Care Coordinator (Utilization Review Registered Nurse)
- Location: Denison, IA
- Posted: Mar 5, 2019
Plans, organizes and controls resources in a cost effective manner while preserving quality patient care and services. Identifies, assesses, and plans for the discharge needs of patients following discharge from the hospital. Works closely with physicians and payer to assure proper use of fiscal and medical resources. Assess needs for care coordination in Outpatient and Ancillary Departments.
Essential Duties and Responsibilities:
- Interview patient and family members to obtain information about home environment, family relationships, health history, and patients personality traits.
- Assist patients and family to understand, accept, and follow medical recommendations.
- Perform a variety of services such as arranging for discharge, placement of patients into foster or nursing homes and alleviation of anxieties and fears.
- Utilize resources to assist patient to resume life in the community or to learn to live with a disability.
- Collaborates with patients, families, medical and hospital staff in order to formulate plans of care.
- Services as a liaison between hospital and community resources.
- Assures all Medicare/Medicaid admissions meet admission criteria of specific program.
- Completes follow up on all admissions that do not meet criteria, or may be a discharge problem.
- Issues non-coverage notices to Medicare/Medicaid patients when necessary.
- Completes initial clinical review and continued stay review. Reports pertinent clinical information to approved third-party payers. Assists with meeting guidelines for managed care programs.
- Assures that referrals are complete for reimbursement.
- Communicates with community agencies to provide medical information as needed to facilitate discharge and continuity of care.
- Works with nursing to identify, document and provide appropriate follow-up for place of care variations for all patients.
- Documents and records progress accurately on medical record.
- Conducts medical care evaluation studies as directed by Utilization Management, i.e., patient admissions, duration of patient hospitalization, ancillary and professional services, etc.
- Collaborates on development and broader implementation of critical pathways for target populations through medical record review, analysis of physician orders, discharge criteria and other data as appropriate.

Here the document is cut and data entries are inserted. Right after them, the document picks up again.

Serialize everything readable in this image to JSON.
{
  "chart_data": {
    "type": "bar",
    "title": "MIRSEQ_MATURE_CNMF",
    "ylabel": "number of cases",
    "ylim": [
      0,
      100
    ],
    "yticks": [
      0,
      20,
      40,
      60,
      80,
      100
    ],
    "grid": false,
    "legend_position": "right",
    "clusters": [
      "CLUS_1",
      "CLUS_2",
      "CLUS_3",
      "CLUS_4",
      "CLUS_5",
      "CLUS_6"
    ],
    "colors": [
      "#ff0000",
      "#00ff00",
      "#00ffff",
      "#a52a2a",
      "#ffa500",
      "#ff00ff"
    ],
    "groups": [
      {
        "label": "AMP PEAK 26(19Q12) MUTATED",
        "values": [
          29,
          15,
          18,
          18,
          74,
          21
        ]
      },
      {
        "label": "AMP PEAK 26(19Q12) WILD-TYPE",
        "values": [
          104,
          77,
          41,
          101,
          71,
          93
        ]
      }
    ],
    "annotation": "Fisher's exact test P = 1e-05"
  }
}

- Assists with the collection and maintenance of records as needed by department, governmental oversight organizations (OSHA, DHS, etc.) and as required by law.
- Provides input for the development of the annual department budget.
- Reports denials and other problems to the attending physician and starts the initial appeal process as determined by the payer.
- Documented on reviews, outcomes, denials and the appeal process.
- Serve on committees and attend meetings as requested by supervisor.
- Assess needs for care coordination in Outpatient and Ancillary Departments.
- Complete QAPI activates for discharge planning, utilization and swing bed.
- Participates in and attends Utilization Review and Revenue Cycle meetings as directed by supervisor.
Reasonable accommodations may be made to enable individuals with disabilities to perform the essential functions.